The Snead & Company Iron Works
Makers of Structural, Ornamental Iron, and Bronze Work for Buildings
History
Founded in 1849, SNEAD & COMPANY IRON WORKS, of Louisville, Kentucky, was a cast-iron works business that manufactured just about everything. The Snead Manufacturing Building was located at 817 West Market Street on the western boundary of the central business district of the City of Louisville. The building was located on a portion of land that had been owned by the Snead family for several years.
The site of the Snead Building was, in the 1840s, the location of the Market Street Architectural Iron Foundry, which had then had several owners.

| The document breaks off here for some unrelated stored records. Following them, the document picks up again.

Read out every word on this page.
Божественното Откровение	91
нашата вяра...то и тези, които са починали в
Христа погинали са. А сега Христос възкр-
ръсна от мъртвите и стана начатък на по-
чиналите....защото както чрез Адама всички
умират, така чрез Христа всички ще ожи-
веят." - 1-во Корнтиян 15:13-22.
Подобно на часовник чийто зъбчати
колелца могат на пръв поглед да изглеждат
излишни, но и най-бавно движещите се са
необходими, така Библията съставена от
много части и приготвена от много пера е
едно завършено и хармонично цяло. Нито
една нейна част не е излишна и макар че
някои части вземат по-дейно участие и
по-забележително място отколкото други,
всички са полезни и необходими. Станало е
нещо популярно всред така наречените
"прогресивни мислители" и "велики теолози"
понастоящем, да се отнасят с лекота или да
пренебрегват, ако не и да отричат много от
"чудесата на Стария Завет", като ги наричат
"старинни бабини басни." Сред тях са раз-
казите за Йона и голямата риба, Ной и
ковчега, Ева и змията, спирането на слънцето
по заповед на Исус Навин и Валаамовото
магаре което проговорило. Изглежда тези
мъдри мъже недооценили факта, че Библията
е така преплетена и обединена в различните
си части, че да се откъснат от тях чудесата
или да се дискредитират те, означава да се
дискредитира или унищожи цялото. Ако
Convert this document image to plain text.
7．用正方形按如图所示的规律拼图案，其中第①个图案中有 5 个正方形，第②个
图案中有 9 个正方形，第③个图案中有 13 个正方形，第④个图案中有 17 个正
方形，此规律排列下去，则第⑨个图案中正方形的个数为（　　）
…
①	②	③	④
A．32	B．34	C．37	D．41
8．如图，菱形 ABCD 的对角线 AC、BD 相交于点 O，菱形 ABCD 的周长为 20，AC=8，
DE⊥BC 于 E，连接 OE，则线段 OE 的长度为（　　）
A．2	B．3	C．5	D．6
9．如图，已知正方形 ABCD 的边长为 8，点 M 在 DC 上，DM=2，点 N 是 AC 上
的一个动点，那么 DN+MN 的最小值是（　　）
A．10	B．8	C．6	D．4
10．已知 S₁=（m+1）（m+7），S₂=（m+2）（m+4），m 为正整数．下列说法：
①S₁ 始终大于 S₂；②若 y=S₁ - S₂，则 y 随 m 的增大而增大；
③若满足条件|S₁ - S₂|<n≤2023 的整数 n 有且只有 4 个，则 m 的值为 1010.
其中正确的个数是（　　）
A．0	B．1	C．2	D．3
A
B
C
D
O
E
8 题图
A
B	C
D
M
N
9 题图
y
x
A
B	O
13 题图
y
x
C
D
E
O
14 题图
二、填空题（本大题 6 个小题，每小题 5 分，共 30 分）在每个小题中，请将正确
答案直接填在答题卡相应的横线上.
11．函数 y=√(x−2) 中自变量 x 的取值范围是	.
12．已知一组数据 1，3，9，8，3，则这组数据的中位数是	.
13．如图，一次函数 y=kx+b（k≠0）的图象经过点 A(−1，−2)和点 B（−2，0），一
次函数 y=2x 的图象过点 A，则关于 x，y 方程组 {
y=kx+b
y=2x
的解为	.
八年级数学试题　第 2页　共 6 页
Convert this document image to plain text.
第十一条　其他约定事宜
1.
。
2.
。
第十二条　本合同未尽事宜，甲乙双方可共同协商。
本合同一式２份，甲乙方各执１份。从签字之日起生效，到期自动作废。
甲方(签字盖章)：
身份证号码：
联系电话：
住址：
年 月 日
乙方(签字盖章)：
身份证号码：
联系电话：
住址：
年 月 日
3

In 1849 the foundry was purchased by Samuel P. Snead, a son of John S. Snead, prominent Louisville merchant and the organizer and first president of the Bank of Louisville. In 1851 Samuel Snead sold the foundry to Isaac Raphael, a successful dry goods merchant, who placed it in trust for his daughter, Martha Snead, wife of Charles S. Snead &, also a son of John Snead. Charles Snead Became manager of the iron works. According to an article in the Commercial Review in 1857, the Market Street Foundry was supplying cast iron for buildings in many Southern cities as well as in Louisville. By 1855 the company had changed its name to The Snead and Company Iron Works and Charles S. Snead became president of the firm. His son, Udolpho, was vice-president and another son, William, was general manager. The 1876 Atlas shows Snead and Company at the Market Street location.
The firm was one of the country’s leading manufacturers of ornamental and structural cast iron. Ads in city directories and business biographies attest to the wide variety of cast iron products made by the firm. The company had contracts for work on major buildings in many parts of the country, including United States Customs Houses in Louisville, Cincinnati, and Minneapolis; the stairway in the Washington Monument; both structural and ornamental iron work for the State, War, and Navy Building in Washington (now the Executive Office Building); and iron work for the Auditorium Building in Chicago, designed by Adler and Sullivan. Iron work by the Snead Company can still be seen on many Louisville buildings, especially on Main Street. Numerous manhole covers bearing the Snead name are extant along Louisville streets and sidewalks
The Snead and Company Iron Works operated on the Market Street site until it was destroyed by fire in 1898. The company’s operations were reestablished in New Jersey, and Udolpho and William Snead moved east to manage the company. In 1919 their name was shortened to SNEAD & CO. and their office & works were located at the foot of Pine Street, reached by Central R.R. of N.J. Pacific Avenue Station. Over the years the company has produced many different items, including bookends, lamps, window frames, tea kettles, propeller shafts, library bookstacks, dive helmets, coalhole covers, and so much more. Certain specialties were sold directly to the consumer by mail. Snead is well known for revolutionizing the way shelving was done in libraries, generating hundreds of miles of new shelf space. They dominated the bookshelf industry for two generations. Bookshelves from the company can still be found in the Library of Congress and countless older libraries around the world.
The E. J. Willis Company was established in 1888 and was a boating supply company based in New York. Willis produced various catalogs of nautical supplies and in some of these catalogs they listed a WILLIS DIVING HELMET. It is believed that they supplied shallow water helmets made by SNEAD, marketed as WILLIS.